Parce que les Russes avaient mis des missiles à Cuba. Et le sinistre discours du président Kennedy formait encore une sorte de mur auditif à travers la salle. Force de frappe nucléaire. Mesures de représailles totales. Des termes tellement retentissants et si soigneusement composés. C’était une assistance accoutumée à un autre niveau de peur. Des acteurs et des musiciens sans travail, des scénaristes qui en étaient au quatre-vingt-douzième jet, il y avait des agents couverts d’eczéma, des racoleuses blondes avec un corps de plage accompagnées de leurs sales maquereaux visqueux. Et Lenny arbore un petit rictus, fixant ce groupe comme s’il voyait jusqu’au noyau en minable nougat de leur âme collective. Toujours quelques toxicos cultivés. Peut-être deux ou trois touristes d’un troupeau qui s’étaient fourvoyées là avec leurs pauvres vendeurs de maris. Et il devait bien y avoir un acteur avec un nom qui avait la vérole et un autre qui était réduit à tourner des feuilletons. Et ils avaient tous besoin que Lenny les aide à faire la transition avec tout le truc global qui se passe là-bas avec les bombardiers du commandement stratégique aérien qui grondent au-dessus du tarmac et les sous-marins Polaris qui prennent la mer, comme plongez plongez plongez, c’est le dialogue de tous les films de sous-marins du monde et ça se passe vraiment, mais en même temps ils trouvent ça extraordinairement irréel – des Titans et des Atlas qu’on prépare à faire feu.
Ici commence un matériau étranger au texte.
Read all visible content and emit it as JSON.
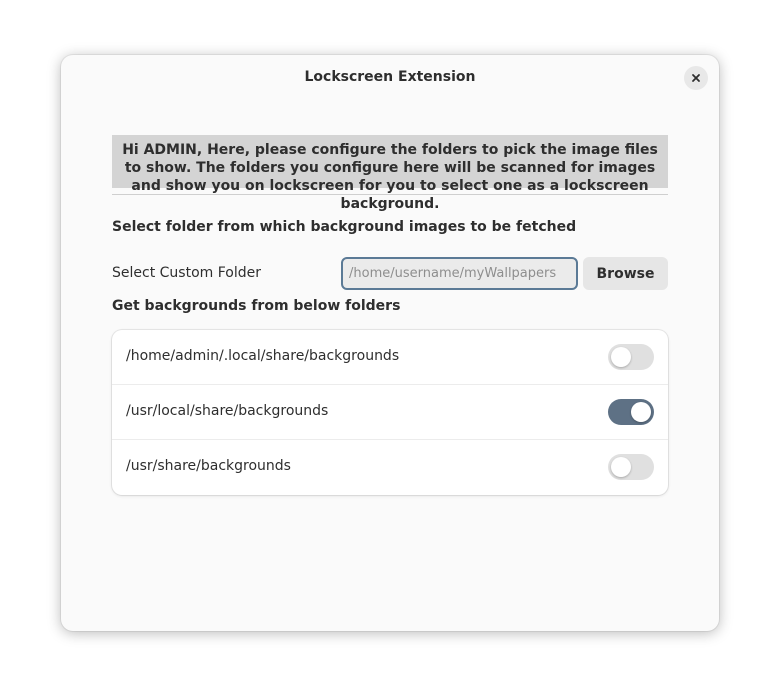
{
  "window": {
    "title": "Lockscreen Extension",
    "close_icon": "close-icon"
  },
  "banner": {
    "text": "Hi ADMIN, Here, please configure the folders to pick the image files to show. The folders you configure here will be scanned for images and show you on lockscreen for you to select one as a lockscreen background."
  },
  "section1": {
    "heading": "Select folder from which background images to be fetched",
    "custom_folder_label": "Select Custom Folder",
    "path_placeholder": "/home/username/myWallpapers",
    "path_value": "",
    "browse_label": "Browse"
  },
  "section2": {
    "heading": "Get backgrounds from below folders",
    "folders": [
      {
        "path": "/home/admin/.local/share/backgrounds",
        "enabled": false
      },
      {
        "path": "/usr/local/share/backgrounds",
        "enabled": true
      },
      {
        "path": "/usr/share/backgrounds",
        "enabled": false
      }
    ]
  },
  "colors": {
    "switch_on": "#5e7185",
    "switch_off": "#e0e0e0",
    "input_border": "#5b7a96",
    "banner_bg": "#d4d4d4"
  }
}
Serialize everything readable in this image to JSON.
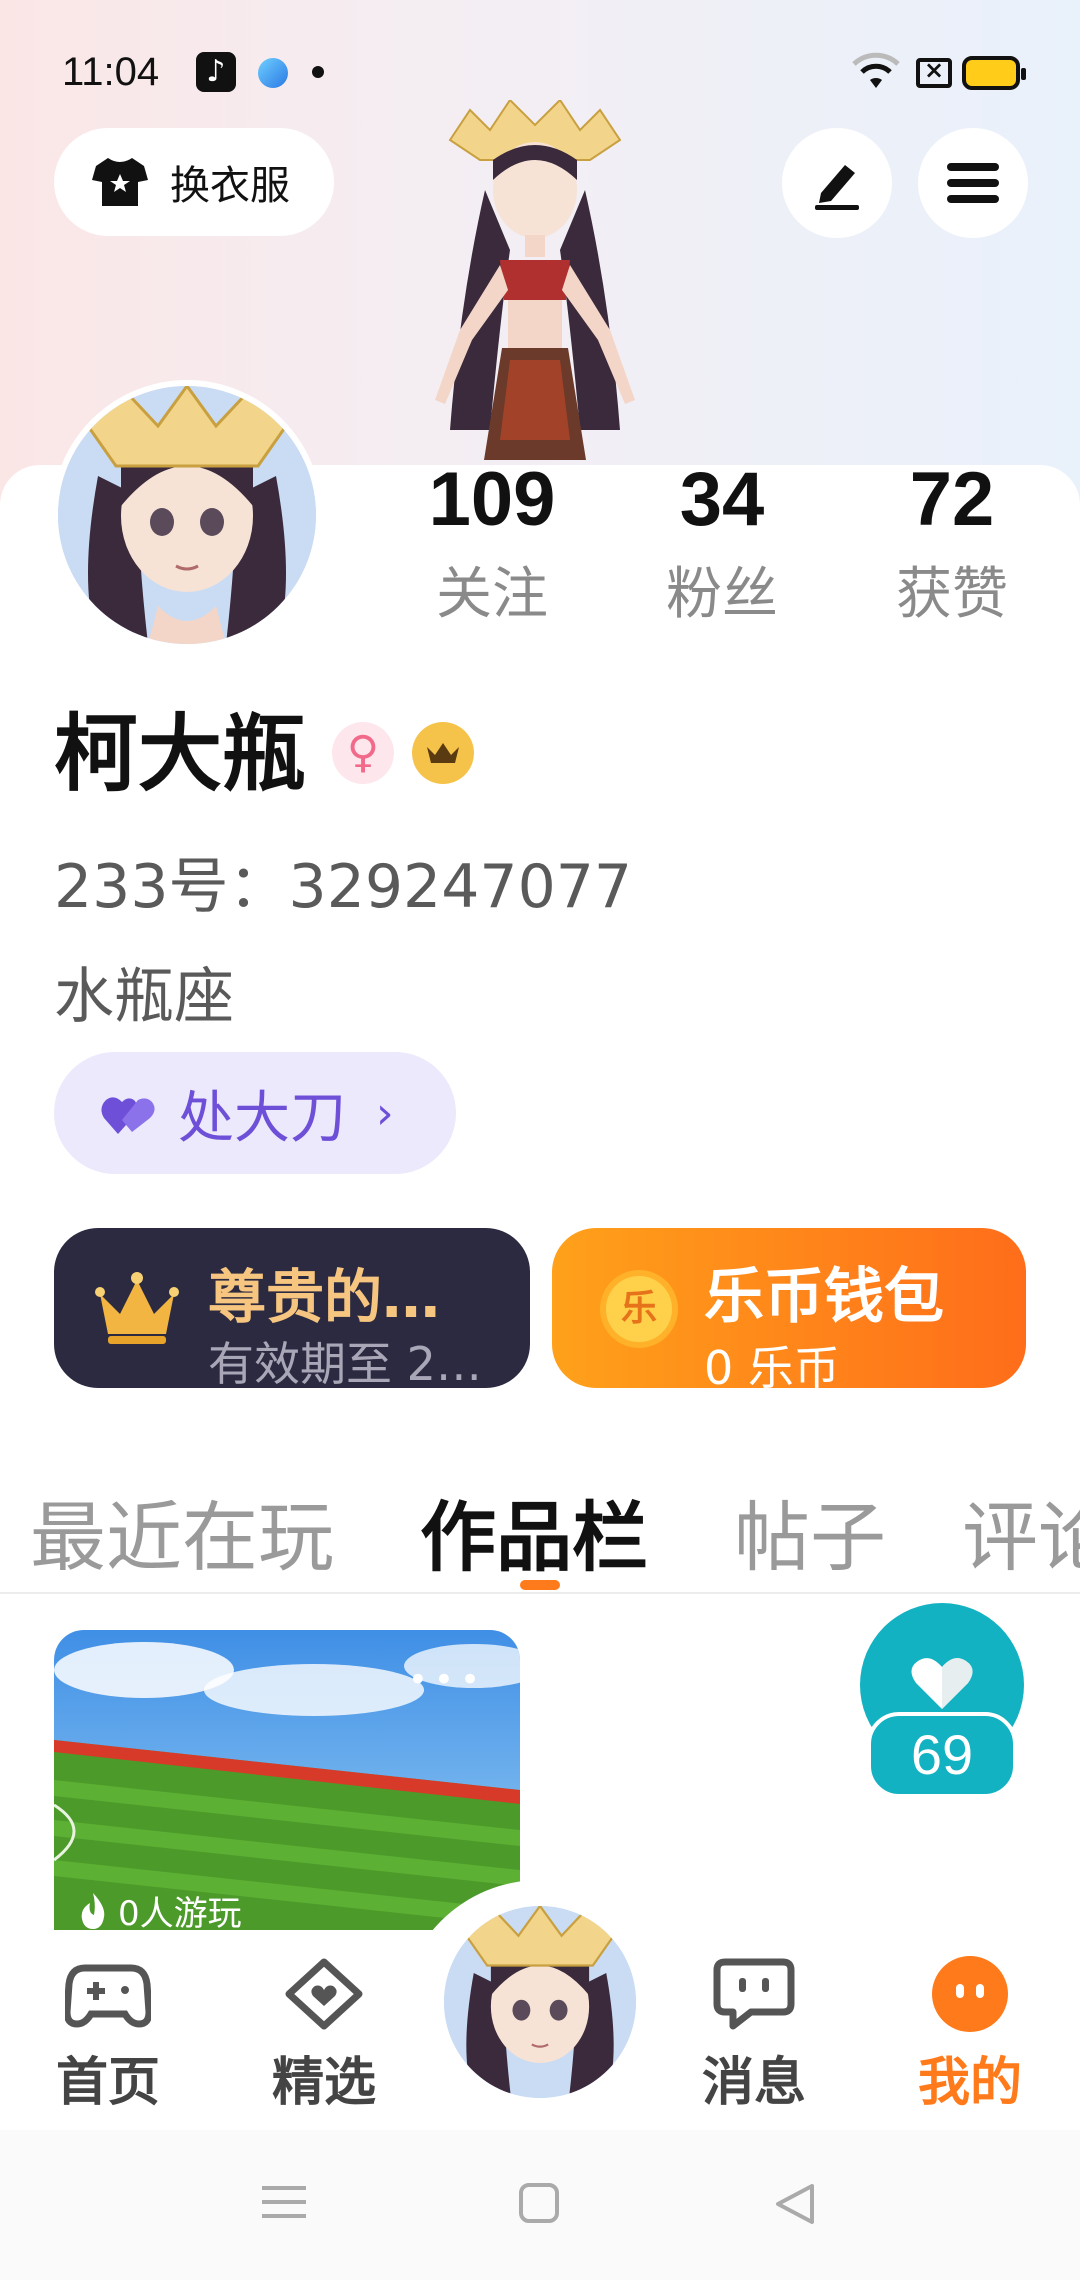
{
  "status_bar": {
    "time": "11:04"
  },
  "header": {
    "outfit_button_label": "换衣服"
  },
  "profile": {
    "stats": [
      {
        "value": "109",
        "label": "关注"
      },
      {
        "value": "34",
        "label": "粉丝"
      },
      {
        "value": "72",
        "label": "获赞"
      }
    ],
    "username": "柯大瓶",
    "gender_symbol": "♀",
    "user_id": "233号：329247077",
    "signature": "水瓶座",
    "tag": {
      "label": "处大刀",
      "chevron": "›"
    }
  },
  "cards": {
    "vip": {
      "title": "尊贵的…",
      "subtitle": "有效期至 2…"
    },
    "wallet": {
      "coin_glyph": "乐",
      "title": "乐币钱包",
      "subtitle": "0 乐币"
    }
  },
  "tabs": [
    {
      "label": "最近在玩",
      "active": false
    },
    {
      "label": "作品栏",
      "active": true
    },
    {
      "label": "帖子",
      "active": false
    },
    {
      "label": "评论",
      "active": false
    }
  ],
  "works": {
    "game": {
      "plays_label": "0人游玩",
      "more": "•••"
    },
    "likes": "69"
  },
  "bottom_nav": [
    {
      "label": "首页",
      "icon": "gamepad-icon"
    },
    {
      "label": "精选",
      "icon": "heart-chat-icon"
    },
    {
      "label": "",
      "icon": "avatar-center"
    },
    {
      "label": "消息",
      "icon": "message-icon"
    },
    {
      "label": "我的",
      "icon": "mine-icon",
      "active": true
    }
  ],
  "colors": {
    "accent": "#ff7a1a",
    "tag_purple": "#6d4fd8",
    "vip_dark": "#2c2a40",
    "vip_gold": "#f6c580",
    "like_teal": "#13b2c2"
  }
}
Lenny les étudie longuement, laissant le moment prendre tout son sens et sa portée. Ce n’est pas évident du tout, ce qu’il va dire, jusqu’au moment où il le dit, avec une projection de la lèvre inférieure et une intonation de commandement dans la voix.
“Bonsoir mes chers concitoyens.”
Et une fois qu’il l’a dit, la remarque est rétroactivement inévitable, car c’était l’expression d’ouverture de l’allocution du président bien sûr et cela soulève quelques rires, mais Lenny fout en l’air le sketch avant de le commencer. Il ne va pas faire une imitation de Kennedy.
Il se pencha en arrière pour prendre ses distances avec ces mots. De la fumée s’élevait de l’assistance, flottant dans le faisceau du projecteur, et il reprit sa voix naturelle avec les voyelles déformées et les nasales aiguës.
“Il y a un niveau où je pige. Être sur le fil du rasoir. Ça fait vibrer, mon vieux. Vous pouvez dire ce que vous voulez sur la vie à l’extrême limite. Ouais je sais, vous fumez de l’herbe le samedi soir. Pour l’ambiance. Et en plus vous avez traversé Watts un soir par hasard et vous ne pouvez plus arrêter d’en parler. Ça vous a fait dresser les poils sur la nuque. Des nègres en chapeau melon. Non, oui, ce truc, là, laissez-moi vous dire ce qu’est la vraie limite. La vraie limite n’est pas où vous choisissez de vivre, mais dans quelle situation on vous place contre votre gré. Cet événement est infiniment plus profond et plus électrifiant que tout ce que vous pourriez choisir de faire de votre vie. Vous savez ce que c’est ? C’est vingt-six types sortis de Harvard qui décident de notre destin.”
Il se tourna brusquement vers les coulisses et pointa le doigt vers une ombre tandis qu’une bulle de rire éclatait au-dessus des têtes massées.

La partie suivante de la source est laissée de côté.